Nrf2 is essential for protection against acute pulmonary injury in mice

Abstract

Nrf2 is a member of the “cap ‘n’ collar” family of transcription factors. These transcription factors bind to the NF-E2 binding sites (GCTGAGTCA) that are essential for the regulation of erythroid-specific genes. Nrf2 is expressed in a wide range of tissues, many of which are sites of expression for phase 2 detoxification genes. Nrf2^−/− mice are viable and have a normal phenotype under normal laboratory conditions. The NF-E2 binding site is a subset of the antioxidant response elements that have the sequence GCNNNGTCA. The antioxidant response elements are regulatory sequences found on promoters of several phase 2 detoxification genes that are inducible by xenobiotics and antioxidants. We report here that Nrf2^−/− mice are extremely susceptible to the administration of the antioxidant butylated hydroxytoluene.
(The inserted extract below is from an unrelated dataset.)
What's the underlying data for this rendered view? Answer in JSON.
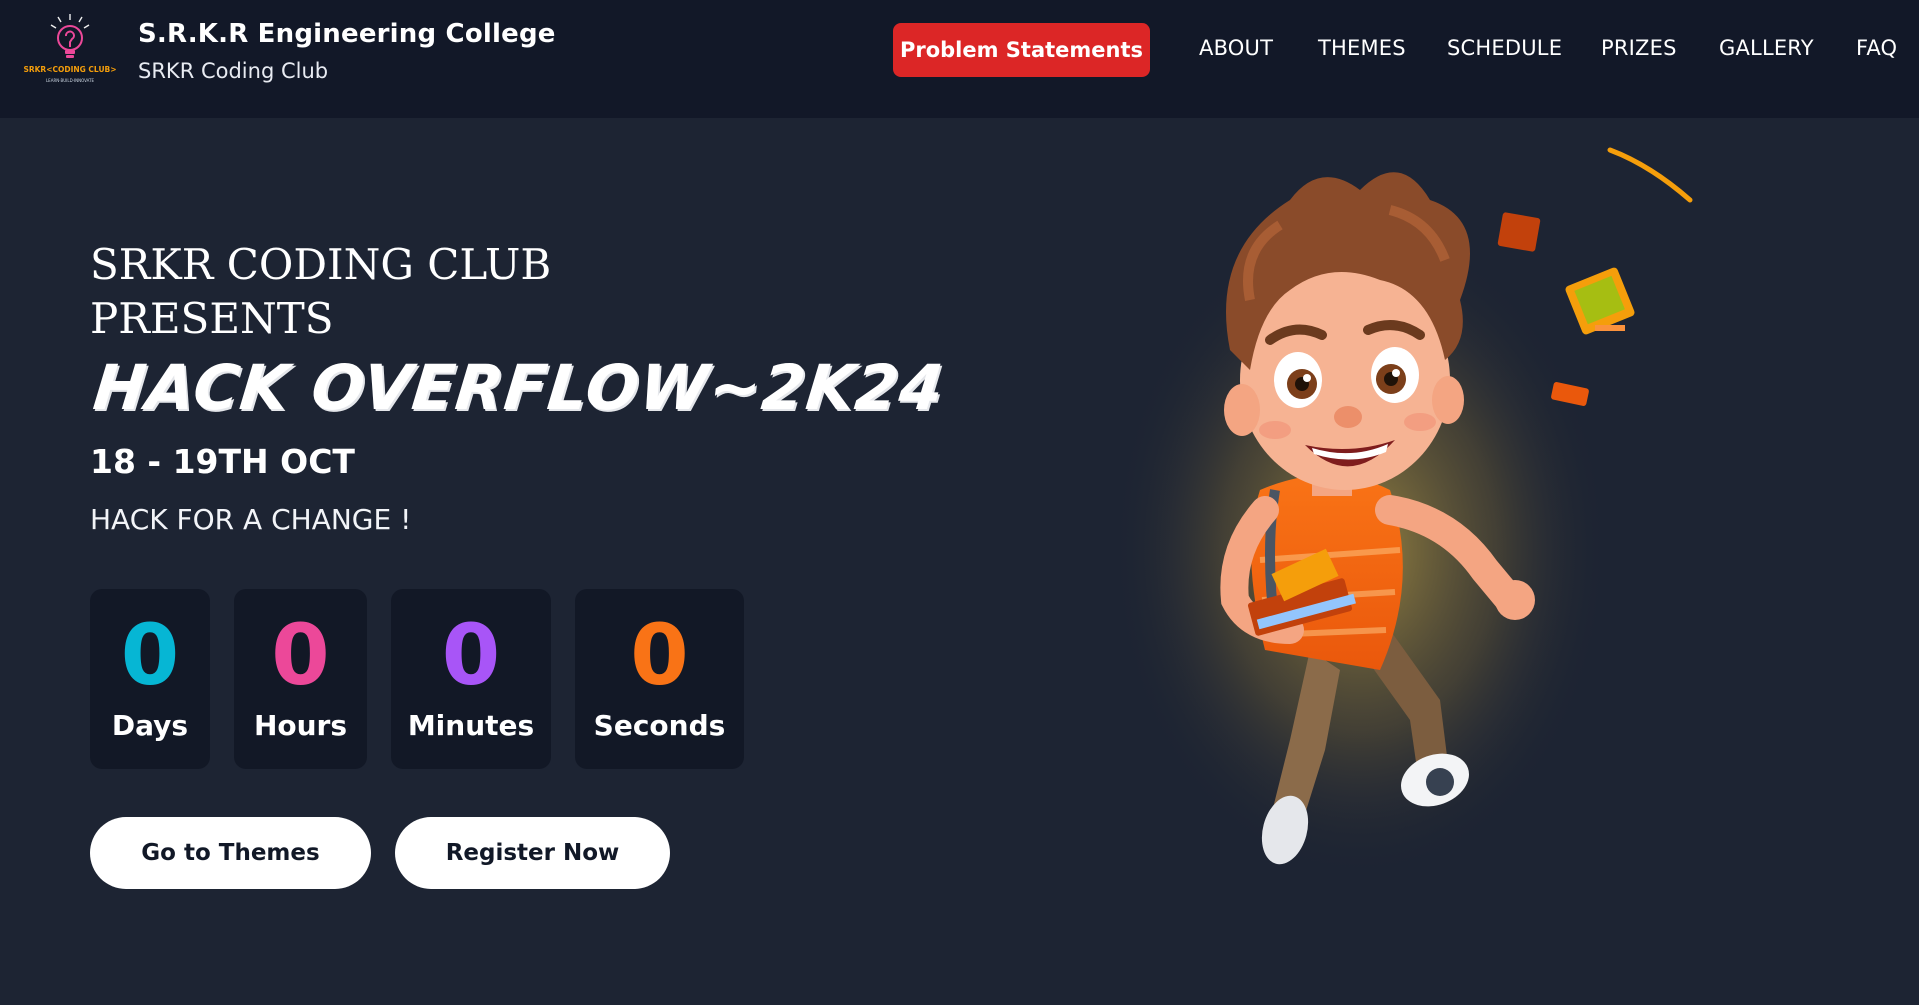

With doses of butylated hydroxytoluene that are tolerated by wild-type mice, the Nrf2^−/− mice succumb from acute respiratory distress syndrome. Gene expression studies show that the expression of several detoxification enzymes is altered in the Nrf2^−/− mice. The Nrf2^−/− mice may prove to be a good in vivo model for toxicological studies. As oxidative damage causes DNA breakage, these mice may also be useful for testing carcinogenic agents.